I did the following experiment:
1 cardio alone in a session
2 weights alone in a session
3 weights followed by cardio in a session
4 circuit training with weights (one set, move to next exercise, continue until all sets complete)
5 circuit training with weights and cardio (do a set, do 1-2 mins cardio, continue same muscle group...complete entire routine in this fashion)
I've come to the conclusion that to get the best out of a workout they need to be separated and not combined in the same session.
Weights followed by cardio, meant that cardio suffered particularly after leg work; it was almost not worth doing cardio for the amount of energy that could be expended
Circuit training with weights gave less "pump" to any muscle group and seemed less effective than doing one set followed by the next set for the same exercise.
Circuit training with cardio, was done ensuring that cardio time was exactly what it would be had cardio been done separately, and the entire weight routine; so they were intermixed, but both complete sessions were in one.

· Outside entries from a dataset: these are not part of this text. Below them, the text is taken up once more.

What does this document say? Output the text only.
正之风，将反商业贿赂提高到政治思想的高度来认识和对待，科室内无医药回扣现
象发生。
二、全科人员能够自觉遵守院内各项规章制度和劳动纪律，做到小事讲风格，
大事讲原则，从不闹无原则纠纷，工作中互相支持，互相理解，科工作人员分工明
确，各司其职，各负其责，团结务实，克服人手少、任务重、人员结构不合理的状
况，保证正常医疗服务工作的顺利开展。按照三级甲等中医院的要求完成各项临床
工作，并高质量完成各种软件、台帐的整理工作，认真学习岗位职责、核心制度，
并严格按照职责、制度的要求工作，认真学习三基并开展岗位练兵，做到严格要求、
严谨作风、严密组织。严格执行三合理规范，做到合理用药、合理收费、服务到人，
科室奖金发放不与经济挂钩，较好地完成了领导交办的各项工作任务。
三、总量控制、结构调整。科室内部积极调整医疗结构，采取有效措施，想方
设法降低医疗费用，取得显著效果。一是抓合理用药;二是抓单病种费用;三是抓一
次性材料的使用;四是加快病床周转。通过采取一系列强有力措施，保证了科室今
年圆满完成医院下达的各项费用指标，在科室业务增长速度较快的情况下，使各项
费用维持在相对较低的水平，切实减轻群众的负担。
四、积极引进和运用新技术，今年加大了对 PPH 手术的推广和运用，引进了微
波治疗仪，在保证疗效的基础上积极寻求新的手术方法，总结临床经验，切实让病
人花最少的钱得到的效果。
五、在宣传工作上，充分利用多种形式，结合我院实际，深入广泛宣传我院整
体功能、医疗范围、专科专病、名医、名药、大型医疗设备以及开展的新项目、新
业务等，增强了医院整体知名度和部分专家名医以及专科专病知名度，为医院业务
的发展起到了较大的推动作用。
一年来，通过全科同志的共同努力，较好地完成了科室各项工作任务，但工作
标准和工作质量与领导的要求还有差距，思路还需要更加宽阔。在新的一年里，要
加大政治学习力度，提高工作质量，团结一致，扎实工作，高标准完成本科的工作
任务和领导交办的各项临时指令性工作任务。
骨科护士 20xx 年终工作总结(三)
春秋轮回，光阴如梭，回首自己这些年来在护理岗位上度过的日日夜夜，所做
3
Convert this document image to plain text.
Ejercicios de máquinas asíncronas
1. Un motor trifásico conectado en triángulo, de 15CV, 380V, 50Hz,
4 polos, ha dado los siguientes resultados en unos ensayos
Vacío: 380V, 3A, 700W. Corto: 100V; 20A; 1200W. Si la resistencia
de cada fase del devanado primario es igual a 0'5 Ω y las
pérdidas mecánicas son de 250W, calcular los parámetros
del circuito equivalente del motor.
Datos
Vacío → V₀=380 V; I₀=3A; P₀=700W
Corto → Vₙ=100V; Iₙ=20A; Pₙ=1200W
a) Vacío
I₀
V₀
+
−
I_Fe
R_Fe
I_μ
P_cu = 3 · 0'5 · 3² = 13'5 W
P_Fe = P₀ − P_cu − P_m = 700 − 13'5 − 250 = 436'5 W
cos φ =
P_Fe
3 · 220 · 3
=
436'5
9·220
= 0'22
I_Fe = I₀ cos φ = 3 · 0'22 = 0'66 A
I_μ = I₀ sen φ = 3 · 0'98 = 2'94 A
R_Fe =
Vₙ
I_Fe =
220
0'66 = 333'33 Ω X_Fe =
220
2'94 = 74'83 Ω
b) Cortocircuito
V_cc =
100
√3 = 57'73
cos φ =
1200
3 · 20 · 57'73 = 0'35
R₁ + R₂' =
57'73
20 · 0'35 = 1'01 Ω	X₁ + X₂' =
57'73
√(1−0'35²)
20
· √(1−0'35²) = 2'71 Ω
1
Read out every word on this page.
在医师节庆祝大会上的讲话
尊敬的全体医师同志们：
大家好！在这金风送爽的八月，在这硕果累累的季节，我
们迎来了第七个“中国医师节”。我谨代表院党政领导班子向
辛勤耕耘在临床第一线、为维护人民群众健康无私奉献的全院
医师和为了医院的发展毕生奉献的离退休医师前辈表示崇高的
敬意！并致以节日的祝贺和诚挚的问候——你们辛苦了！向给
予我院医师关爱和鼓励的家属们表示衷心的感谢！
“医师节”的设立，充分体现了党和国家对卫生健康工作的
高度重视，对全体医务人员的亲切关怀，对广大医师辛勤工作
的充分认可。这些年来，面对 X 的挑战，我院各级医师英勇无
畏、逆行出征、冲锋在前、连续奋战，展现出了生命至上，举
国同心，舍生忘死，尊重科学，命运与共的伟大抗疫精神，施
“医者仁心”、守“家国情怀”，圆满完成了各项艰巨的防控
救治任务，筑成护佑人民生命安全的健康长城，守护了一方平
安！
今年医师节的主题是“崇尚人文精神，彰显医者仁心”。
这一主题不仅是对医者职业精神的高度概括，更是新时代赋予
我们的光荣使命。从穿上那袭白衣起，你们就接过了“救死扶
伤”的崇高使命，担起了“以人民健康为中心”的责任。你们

This was the worst resulting combo, it was even worse than the circuit training with weights alone.
Since the 5th combo was the worst of the lot, it made me wonder why that was the case, since all of the weight reps and sets were done in correct order and at normal weight loads, and the cardio added up to the full cardio time limit of one session as well. So, obviously chopping and changing throughout a routine has a negative impact.
Taking the above into account, when it is stated that doing 3 lots of 10 minutes of cardio/exercise is equivalent of doing a 30 minute session, is it really equivalent in terms of intensity and what the body gets from it or only equivalent in terms of time, especially since I kept the intensity at the same level and noticed that I did not get as much benefit as I would had I kept sessions separate.
Has anyone else tried any combos like the above, and what did they notice?